More and more, insurers and government payers are looking to pay for quality, rather than for how many tasks doctors and nurses perform, so Schulman and Mehrotra think they’re in a sweet spot for marketing their technique to hospitals and physician practices.
Recently, UNC applied for a patent on the method and Schulman and Mehrotra formed a company, called Bivarus, to market the technique to other health care organizations.
Croghan, the Mathematica researcher, said his reservation about a Bivarus-type system is that patient satisfaction does not reliably correlate with quality or good clinical outcomes.
“There’s no relationship between mortality at a hospital and how much people like it,” he said. “Patients do not have a good sense of the quality of care they’re getting. While patient satisfaction is an important dimension, it’s not necessarily a quality measure.”
Schulman said they’ve anticipated such concerns, but argues they’re looking for more than simply patient satisfaction, they’re aiming at patient safety.
“Over the first nine months, we documented 220 different patient-safety concerns from the text responses,” he said. “These were concerns that were never known and never would have been caught on a traditional survey.”

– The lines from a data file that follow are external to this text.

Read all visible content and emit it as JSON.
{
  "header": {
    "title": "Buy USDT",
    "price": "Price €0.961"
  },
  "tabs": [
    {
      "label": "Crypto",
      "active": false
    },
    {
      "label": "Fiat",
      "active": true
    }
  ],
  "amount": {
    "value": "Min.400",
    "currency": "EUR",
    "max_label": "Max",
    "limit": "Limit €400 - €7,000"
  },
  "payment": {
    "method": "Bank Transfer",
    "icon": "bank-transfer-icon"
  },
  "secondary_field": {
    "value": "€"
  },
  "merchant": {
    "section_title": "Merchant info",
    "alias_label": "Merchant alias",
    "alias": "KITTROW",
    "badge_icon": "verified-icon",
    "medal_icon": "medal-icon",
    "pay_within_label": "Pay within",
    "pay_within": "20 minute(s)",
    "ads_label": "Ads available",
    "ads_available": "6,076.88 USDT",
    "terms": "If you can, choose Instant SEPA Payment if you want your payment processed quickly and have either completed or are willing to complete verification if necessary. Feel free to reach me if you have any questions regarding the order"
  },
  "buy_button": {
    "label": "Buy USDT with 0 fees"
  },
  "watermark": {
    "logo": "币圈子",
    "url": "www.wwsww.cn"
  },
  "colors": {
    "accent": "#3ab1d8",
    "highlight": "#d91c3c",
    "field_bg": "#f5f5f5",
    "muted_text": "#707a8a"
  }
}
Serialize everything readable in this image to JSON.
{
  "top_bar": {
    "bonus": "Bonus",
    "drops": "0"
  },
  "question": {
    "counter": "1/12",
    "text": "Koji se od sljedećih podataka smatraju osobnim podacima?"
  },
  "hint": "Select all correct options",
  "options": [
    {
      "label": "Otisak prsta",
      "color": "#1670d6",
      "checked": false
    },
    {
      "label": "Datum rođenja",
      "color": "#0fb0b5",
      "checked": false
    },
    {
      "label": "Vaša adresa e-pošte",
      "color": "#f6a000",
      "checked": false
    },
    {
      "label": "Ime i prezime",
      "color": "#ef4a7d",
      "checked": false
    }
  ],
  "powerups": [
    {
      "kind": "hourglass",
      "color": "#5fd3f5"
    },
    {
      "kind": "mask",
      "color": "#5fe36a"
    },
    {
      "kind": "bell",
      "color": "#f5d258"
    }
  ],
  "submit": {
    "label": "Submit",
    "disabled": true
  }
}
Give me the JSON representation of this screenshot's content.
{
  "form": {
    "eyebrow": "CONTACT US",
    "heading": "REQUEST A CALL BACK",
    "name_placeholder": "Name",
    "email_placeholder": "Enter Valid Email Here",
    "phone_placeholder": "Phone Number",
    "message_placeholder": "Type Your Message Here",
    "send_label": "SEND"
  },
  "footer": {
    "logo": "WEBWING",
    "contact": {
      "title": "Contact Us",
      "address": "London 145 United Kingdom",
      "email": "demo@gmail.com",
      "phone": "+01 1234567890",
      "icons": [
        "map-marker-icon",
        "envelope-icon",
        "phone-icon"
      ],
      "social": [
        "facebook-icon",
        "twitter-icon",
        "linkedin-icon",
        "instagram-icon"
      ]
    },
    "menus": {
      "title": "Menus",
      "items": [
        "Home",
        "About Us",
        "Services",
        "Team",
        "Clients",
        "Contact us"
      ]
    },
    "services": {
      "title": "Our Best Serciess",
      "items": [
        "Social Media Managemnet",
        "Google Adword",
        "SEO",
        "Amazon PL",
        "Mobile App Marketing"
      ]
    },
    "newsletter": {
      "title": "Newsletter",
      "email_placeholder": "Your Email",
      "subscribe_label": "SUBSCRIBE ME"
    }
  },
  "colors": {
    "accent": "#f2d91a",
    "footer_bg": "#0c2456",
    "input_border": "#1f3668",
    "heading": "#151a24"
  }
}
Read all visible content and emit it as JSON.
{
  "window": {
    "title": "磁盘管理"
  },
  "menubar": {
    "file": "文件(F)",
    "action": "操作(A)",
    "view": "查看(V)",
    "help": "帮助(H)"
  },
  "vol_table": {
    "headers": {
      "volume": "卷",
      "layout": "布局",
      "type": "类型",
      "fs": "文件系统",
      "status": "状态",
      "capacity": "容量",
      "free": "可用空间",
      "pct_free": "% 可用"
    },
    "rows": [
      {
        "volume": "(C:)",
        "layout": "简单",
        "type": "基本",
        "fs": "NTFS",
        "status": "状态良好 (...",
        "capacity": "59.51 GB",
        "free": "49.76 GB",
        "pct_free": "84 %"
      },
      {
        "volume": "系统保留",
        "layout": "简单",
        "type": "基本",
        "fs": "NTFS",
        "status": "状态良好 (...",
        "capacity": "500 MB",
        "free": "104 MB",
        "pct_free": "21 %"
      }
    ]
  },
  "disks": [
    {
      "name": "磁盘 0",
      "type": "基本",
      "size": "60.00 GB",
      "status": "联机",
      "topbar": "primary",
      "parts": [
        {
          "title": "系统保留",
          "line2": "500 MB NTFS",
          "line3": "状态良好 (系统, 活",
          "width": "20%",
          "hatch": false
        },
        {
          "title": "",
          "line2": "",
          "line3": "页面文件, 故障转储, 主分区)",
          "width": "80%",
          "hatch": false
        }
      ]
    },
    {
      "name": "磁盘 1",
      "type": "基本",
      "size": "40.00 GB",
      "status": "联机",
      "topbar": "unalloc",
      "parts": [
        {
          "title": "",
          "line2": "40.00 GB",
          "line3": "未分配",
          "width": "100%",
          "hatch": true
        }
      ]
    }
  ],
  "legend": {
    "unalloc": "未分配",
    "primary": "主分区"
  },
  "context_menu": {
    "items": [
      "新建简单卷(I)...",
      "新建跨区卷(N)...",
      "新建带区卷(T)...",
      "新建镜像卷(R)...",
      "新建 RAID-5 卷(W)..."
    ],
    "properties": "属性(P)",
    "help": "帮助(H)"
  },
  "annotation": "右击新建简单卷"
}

And Schulman said their data can provide more meaningful results than services such as the popular website Angie’s List, which has gotten into the doctor-rating business.
“The Angie’s List people are trying to help patients grade their docs, but what are they rating them on?” he asked.
He expressed concern that emphasis on the behavior of front-desk staff and the condition of waiting rooms doesn’t really get at what’s important in a medical practice.
“This allows a practice to take ownership and circumvents any ability to game the system,” Schulman said.